What is the case about?
Another case ruling has been published relating to the COVID-19 pandemic. This time, it is an employment appeal tribunal ruling which considered whether an employee’s refusal to attend the workplace because of COVID-19 concerns was fair or not.
The original employment tribunal ruled in April 2021 found in favour of a fair dismissal, which you can read details of the judgement in our newsletter published at the time, which you can access here.
The circumstances
In April 2021 Mr. Rodgers lost his claim for automatic unfair dismissal. He argued that his dismissal for refusing to attend work due to COVID-19 concerns was an automatic unfair dismissal under section 100 of the Employment Rights Act.
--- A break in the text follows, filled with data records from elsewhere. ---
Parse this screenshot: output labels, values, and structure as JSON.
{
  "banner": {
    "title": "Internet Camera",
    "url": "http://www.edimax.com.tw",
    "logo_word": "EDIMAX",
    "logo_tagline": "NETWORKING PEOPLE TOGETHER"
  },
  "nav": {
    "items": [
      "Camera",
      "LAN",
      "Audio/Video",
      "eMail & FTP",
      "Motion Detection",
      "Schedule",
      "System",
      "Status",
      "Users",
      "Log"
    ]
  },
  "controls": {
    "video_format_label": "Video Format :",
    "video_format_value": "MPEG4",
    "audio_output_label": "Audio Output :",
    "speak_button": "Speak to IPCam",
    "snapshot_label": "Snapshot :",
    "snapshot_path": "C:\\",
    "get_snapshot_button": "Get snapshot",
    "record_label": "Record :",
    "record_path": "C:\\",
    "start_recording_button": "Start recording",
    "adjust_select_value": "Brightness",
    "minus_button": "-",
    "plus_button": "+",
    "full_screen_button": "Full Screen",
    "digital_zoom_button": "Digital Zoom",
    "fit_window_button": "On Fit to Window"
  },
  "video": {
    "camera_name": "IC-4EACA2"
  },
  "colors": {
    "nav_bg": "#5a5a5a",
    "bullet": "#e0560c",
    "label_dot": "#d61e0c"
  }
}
Section 100 deals with providing employees with protection against dismissal in circumstances where they reasonably believe there is serious and imminent danger to their health and safety.
He had refused to return to work until lockdown eased because one of his colleagues was forced to self-isolate. Mr Rodgers had a child suffering with sickle cell disease, and so he believed that refusing to return to work was an appropriate step to protect him and his family, and therefore in line with his rights under section 100 of the Employment Rights Act.
Following the ruling that his dismissal was in fact fair, Mr. Rodgers appealed to the EAT as he believed that the original Employment Tribunal erred in law.
During the EAT, the tribunal found several findings of fact, including how Leeds Laser Company Ltd had taken extensive steps to mitigate risk from the virus in the workplace. They further found that Mr. Rodger’s view that there were serious and imminent circumstance of danger to not be reasonable, given that the risks in the workplace were no greater than those outside of work.
The judgement
The EAT ruled that the original employment tribunal ruling was sound and reiterated that the dismissal was a fair dismissal. Furthermore, the EAT warned that the Coronavirus could in principle lead to circumstances whereby an employee/worker could reasonably believe the dangers to be serious and imminent.
Learning points
Even though in this case, the EAT found the circumstances to not breach section 100 of the Employment Rights Act 1996, it is interesting that the EAT specifically made mention that Coronavirus can still lead to circumstances where an employee/worker can reasonably believe the dangers to be serious and imminent.
With businesses back open, measures no longer being a legal requirement and we continue to live with Coronavirus, it is a warning for employers to be mindful of this legal entitlement that exists under the Employment Rights Act.